- O Estado de S. Paulo
Jô Soares entrevistou a presidente. “Morra, Jô Soares”, pichou um anônimo em frente à casa do apresentador, materializando no asfalto o ódio que já derramavam virtualmente as redes sociais. Uber faz sucesso no Brasil. “Vai ter morte”, disse representante de taxistas – com a mesma cortesia usada no trânsito – a deputados que querem regular o serviço de transporte particular.
Menina de 11 anos caminhava por avenida em trajes de Candomblé. Desmaiou ao ser atingida na cabeça por pedra atirada por homens que gritavam: “Sai demônio, vão queimar no inferno, macumbeiros”. As três cenas ocorreram na mesma semana, em locais tão distintos quanto o centro rico de São Paulo, o Congresso Nacional em Brasília e a periferia pobre do Rio de Janeiro. Ilustram como a intolerância crescente no Brasil não é só política, mas econômica e – novidade – religiosa. Chocam tanto pela contundência quanto pela banalização e ubiquidade do ódio.
Qualquer estatística sobre mortos no trânsito, pela polícia, por criminosos e mesmo por companheiros de bar ou de lar desconstrói o mito de que o brasileiro é cordial.

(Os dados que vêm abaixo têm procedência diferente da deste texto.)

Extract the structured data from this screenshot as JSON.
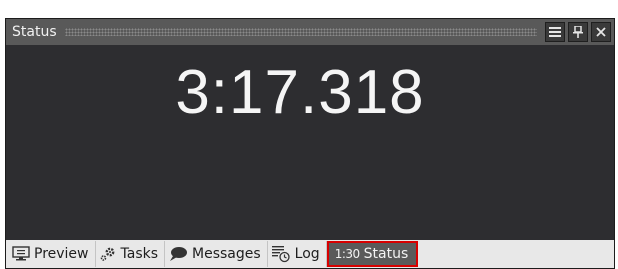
{
  "panel": {
    "title": "Status",
    "controls": [
      "menu-icon",
      "pin-icon",
      "close-icon"
    ]
  },
  "display": {
    "time": "3:17.318"
  },
  "tabs": [
    {
      "label": "Preview",
      "icon": "monitor-icon"
    },
    {
      "label": "Tasks",
      "icon": "gears-icon"
    },
    {
      "label": "Messages",
      "icon": "speech-bubble-icon"
    },
    {
      "label": "Log",
      "icon": "log-clock-icon"
    },
    {
      "label": "Status",
      "icon": "status-time-icon",
      "badge": "1:30",
      "active": true
    }
  ],
  "colors": {
    "panel_bg": "#2d2d30",
    "titlebar_bg": "#595959",
    "tabbar_bg": "#e8e8e8",
    "active_tab_bg": "#5a5a5a",
    "active_tab_border": "#d80000",
    "time_text": "#f5f5f5"
  }
}
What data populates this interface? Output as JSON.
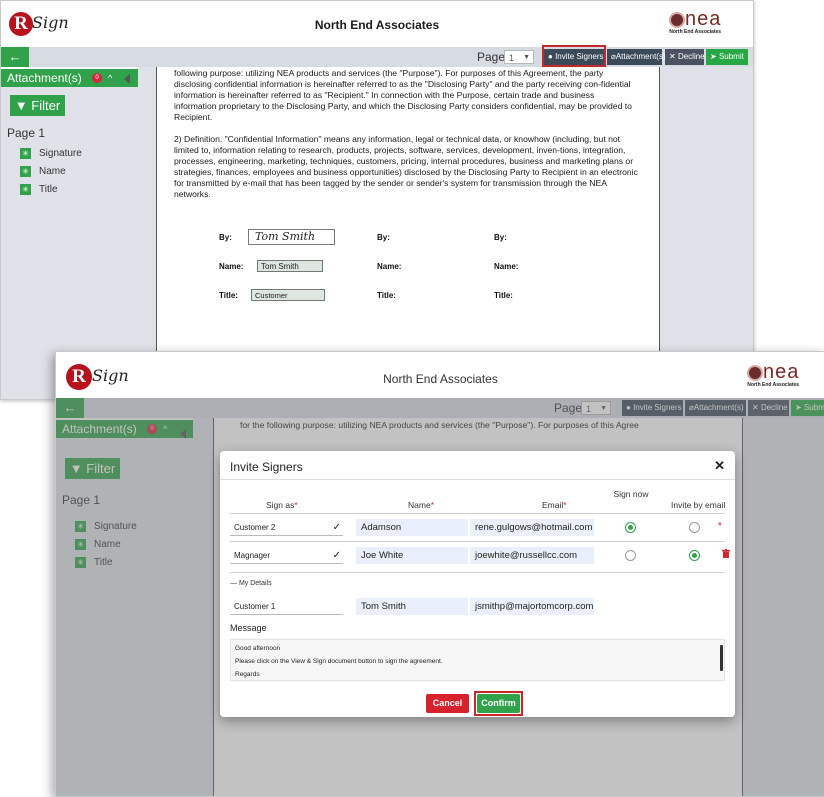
{
  "app": {
    "logo_letter": "R",
    "logo_word": "Sign",
    "title": "North End Associates",
    "brand_logo": "nea",
    "brand_sub": "North End Associates"
  },
  "toolbar": {
    "back_icon": "arrow-left-icon",
    "page_label": "Page",
    "page_value": "1",
    "invite_label": "Invite Signers",
    "attachment_label": "Attachment(s)",
    "decline_label": "Decline",
    "submit_label": "Submit"
  },
  "sidebar": {
    "attachments_label": "Attachment(s)",
    "attachments_count": "0",
    "filter_label": "Filter",
    "page_label": "Page 1",
    "items": [
      "Signature",
      "Name",
      "Title"
    ]
  },
  "document": {
    "para1": "following purpose: utilizing NEA products and services (the \"Purpose\"). For purposes of this Agreement, the party disclosing confidential information is hereinafter referred to as the \"Disclosing Party\" and the party receiving con-fidential information is hereinafter referred to as \"Recipient.\" In connection with the Purpose, certain trade and business information proprietary to the Disclosing Party, and which the Disclosing Party considers confidential, may be provided to Recipient.",
    "para2": "2) Definition. \"Confidential Information\" means any information, legal or technical data, or knowhow (including, but not limited to, information relating to research, products, projects, software, services, development, inven-tions, integration, processes, engineering, marketing, techniques, customers, pricing, internal procedures, business and marketing plans or strategies, finances, employees and business opportunities) disclosed by the Disclosing Party to Recipient in an electronic for transmitted by e-mail that has been tagged by the sender or sender's system for transmission through the NEA networks.",
    "by_label": "By:",
    "name_label": "Name:",
    "title_label": "Title:",
    "signature_value": "Tom Smith",
    "name_value": "Tom Smith",
    "title_value": "Customer",
    "back_text": "for the following purpose: utilizing NEA products and services (the \"Purpose\"). For purposes of this Agree"
  },
  "modal": {
    "title": "Invite Signers",
    "close_icon": "close-icon",
    "headers": {
      "sign_as": "Sign as",
      "name": "Name",
      "email": "Email",
      "sign_now": "Sign now",
      "invite_by_email": "Invite by email",
      "required_mark": "*"
    },
    "rows": [
      {
        "sign_as": "Customer 2",
        "name": "Adamson",
        "email": "rene.gulgows@hotmail.com",
        "sign_now": true,
        "invite_by_email": false
      },
      {
        "sign_as": "Magnager",
        "name": "Joe White",
        "email": "joewhite@russellcc.com",
        "sign_now": false,
        "invite_by_email": true
      }
    ],
    "my_details_label": "— My Details",
    "my_details": {
      "sign_as": "Customer 1",
      "name": "Tom Smith",
      "email": "jsmithp@majortomcorp.com"
    },
    "message_label": "Message",
    "message_lines": [
      "Good afternoon",
      "Please click on the View & Sign document button to sign  the agreement.",
      "Regards"
    ],
    "cancel_label": "Cancel",
    "confirm_label": "Confirm"
  },
  "colors": {
    "green": "#2fa24a",
    "red": "#d6222c",
    "highlight": "#c8252c",
    "toolbar_bg": "#d7dce3"
  }
}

Só neste século, quase 700 mil habitantes do Patropi abençoado por Deus foram assassinados por conterrâneos.
Meio milhão foi transportado involuntariamente ao cemitério por carros, motos, caminhões e ônibus. E, embora o Brasil não tenha declarado guerra oficialmente, 7 mil morreram em intervenções legais e operações bélicas (leia-se, pela PM).
Enquanto cultiva a autoimagem de nação sorridente e solidária, o Brasil é sinônimo de lugar violento na imprensa estrangeira. Após o assassinato de nove negros que rezavam em uma igreja nos EUA, um dublê de jornalista e estatístico gringo planilhou os dados de homicídios. Para provar que os afro-americanos vivem em constante perigo e enfatizar o tamanho do risco, tuitou que eles são vítimas de assassinato em taxa comparável à do Brasil.
Não é de hoje. A violência interpessoal antecedeu o desembarque dos portugueses. Canibalismo e guerras tribais foram erradicados porque os novos moradores dizimaram quem os praticava. Seguiram-se três séculos de escravidão oficial, quando açoitar, espancar ou mesmo matar alguém era prerrogativa do seu proprietário.
A violência foi e tem sido instrumento crucial para consolidar a regra do manda quem pode e obedece quem tem juízo. Da tortura de Estado disseminada na ditadura militar à lei do mais forte imposta pelo crime organizado nos presídios e comunidades pobres das metrópoles, a coerção e a intimidação são assíduos protagonistas da cultura de poder no Brasil. Por que, então, o choque com uma pichação, uma ameaça verbal ou mesmo uma pedrada?
Talvez porque os alvos desse uber ódio sejam tão inofensivos quanto um humorista, um aplicativo de celular ou uma criança. Se até eles ficaram à mercê dessa força irracional e imprevisível, ninguém mais está a salvo de ameaça ou de ter sua integridade física violada por motivos tão banais quanto a cor da sua roupa. A ubiquidade do ódio tomou o discurso político, fez de adversários inimigos e transformou sede de justiça em desejo de vingança. No caminho, desfez qualquer fio de cordialidade que ainda pudesse disfarçar a violência das relações sociais no Brasil. Fim da hipocrisia, saudarão alguns. A que preço?
Os EUA nem tinham velado os nove mortos na igreja de Charleston quando Barack Obama foi à TV dizer que algo precisava ser feito, que esse fenômeno não se repete tanto em outros países.
Desde os 21 alvejados por um atirador dentro de um McDonald’s em San Isidro em 1984, passando pelos 13 estudantes abatidos a tiros por dois colegas em uma escola de Columbine em 1999, foram 40 assassinatos em massa em 30 anos. Deixaram 362 vítimas fatais Obama tem motivos para se preocupar com tanto ódio racial, religioso ou genericamente social. O Brasil também.